Former President Olusegun Obasanjo says Nigeria must add value to its cashew nuts by increasing the processing capacity.

Obsanajo said this on the sideline of the16th edition of African Cashew Alliance (ACA) conference on Thursday in Abuja.

The former president said that Nigeria grows a lot of raw cashews but only processes a fraction of them, missing out on a wealth of opportunity offered by booming global demand.

According to him, it is painful and I am sad that only 10 percent of what we produce that we process.

“So, some people are taking advantage of our own hard labour in production and then they add value to it.

“They get more money from it that we should have gotten if we produce and process and market.

“What we need to do is to enhance, improve, multiply, promote and do everything humanly possible to increase the benefits and advantages that we get from the cashew industry,’’ Obasanjo said.

He canvassed for the setting up of a committee saddled with the responsibility to ensure the right policies that would promote production, processing and research activities on cashew.

“We should give ourselves what I call the 2030 Committee for policy, for production, for processing, for promotion, and indeed for research.

“This is essential because there is a lot that we can get out of cashew.

“No aspect of cashew from the root to the leaf should be wasted. And that is what research and innovation should be doing,’’ Obasanjo said.

He, however, expressed delight over the cashew conference in Abuja and urged participants to seize the opportunity to make implementable recommendations for the development of the commodity.

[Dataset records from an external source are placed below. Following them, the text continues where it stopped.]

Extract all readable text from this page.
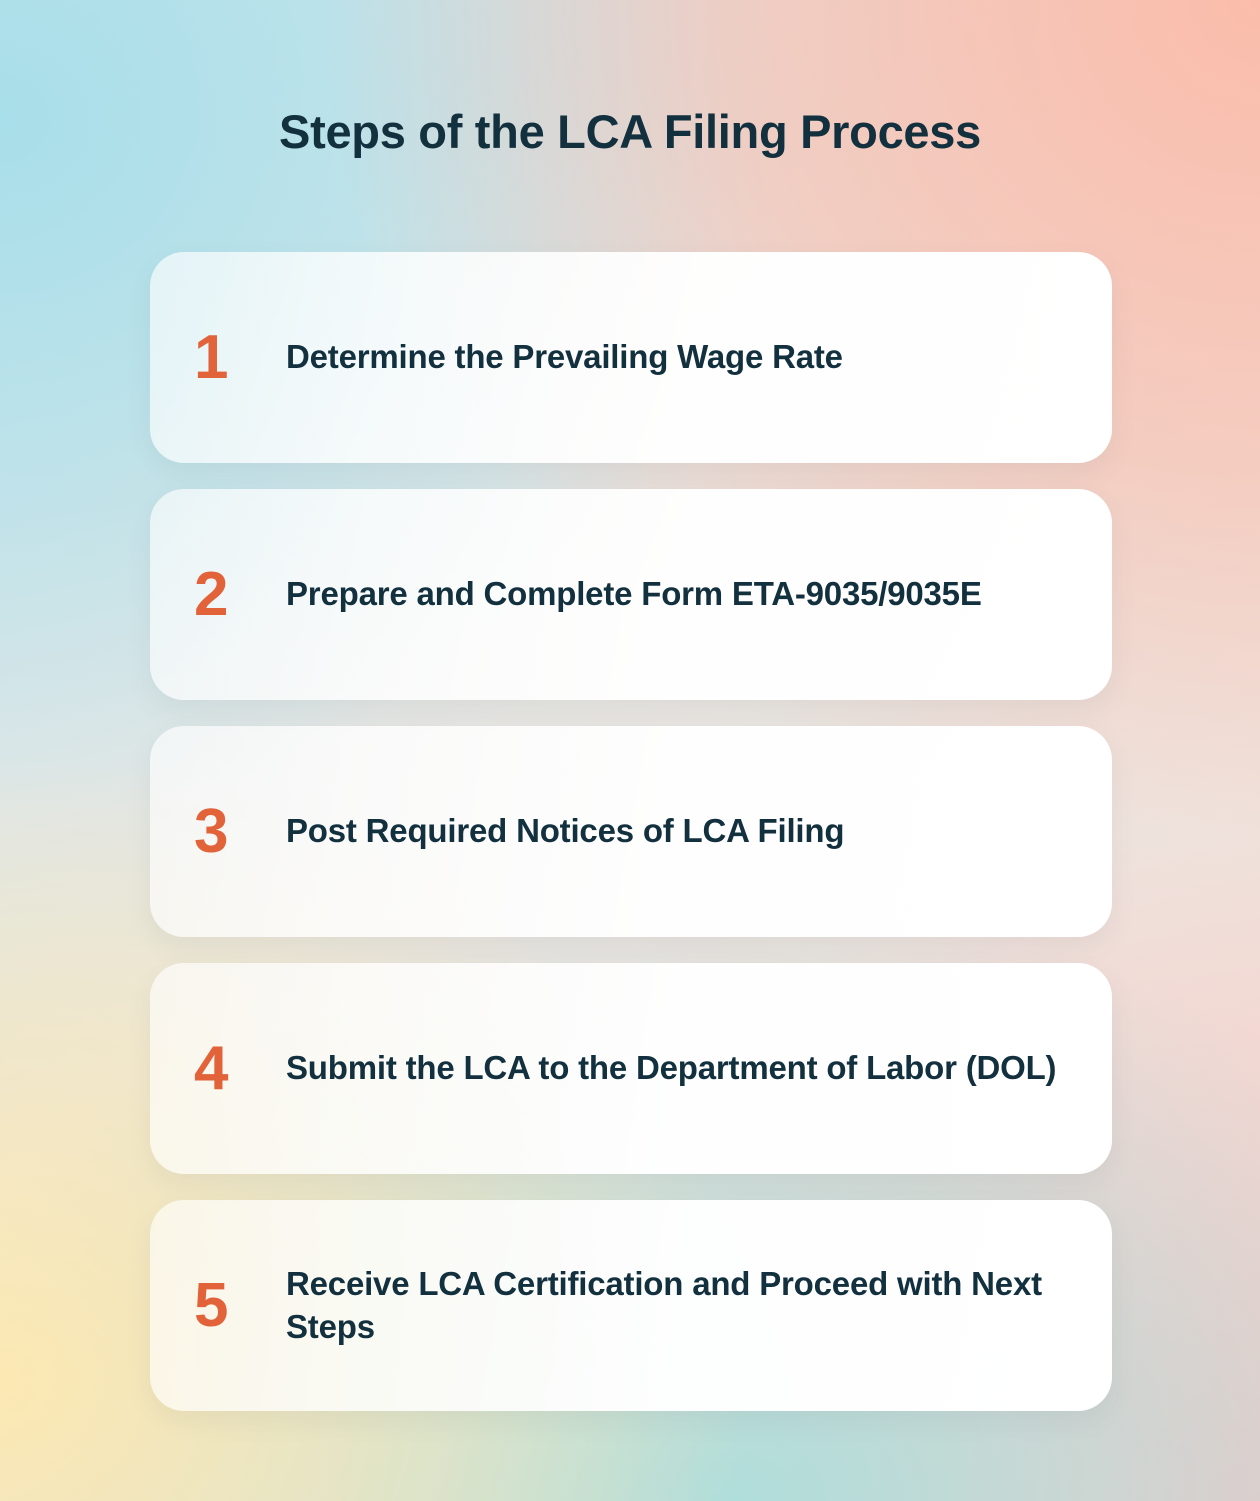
Steps of the LCA Filing Process
1	Determine the Prevailing Wage Rate
2	Prepare and Complete Form ETA-9035/9035E
3	Post Required Notices of LCA Filing
4	Submit the LCA to the Department of Labor (DOL)
5	Receive LCA Certification and Proceed with Next Steps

On his part, Mr Babatola Faseru, the President of African Cashew Alliance, said Nigeria and Africa must scale up cashew production and ensure value addition.

“As you are aware, Africa is not doing too well in terms of cashew processing.

“Africa produces about 60 per cent of the world’s production but the value addition is just about 10 per cent.

“That we will change, we want to retain the wealth that is in cashew in Africa because what we find out is that even though we are the leading producer, we own less than 20 per cent of the wealth.

“The bulk of the wealth has been transferred to Asia, Europe and America and that we want to change to see that we process it here and then be able to consume it here.

“And then sell the value added product to other countries like Europe, America and others.

“This will be creating the much needed jobs for our people and increase our revenue in terms of foreign exchange earnings for the economy.

“Right now, we need foreign exchange and cashew is definitely a commodity that we can increase what we are doing.

“Today, even at this level cashew is like the second known foreign exchange earner for Nigeria.

“We can now imagine if we do a lot of value addition, we can actually receive like 10 times of what we are earning today.

“That is the idea and I believe that this conference will trigger a lot of positive energy for the cashew industry,’’ Faseru said.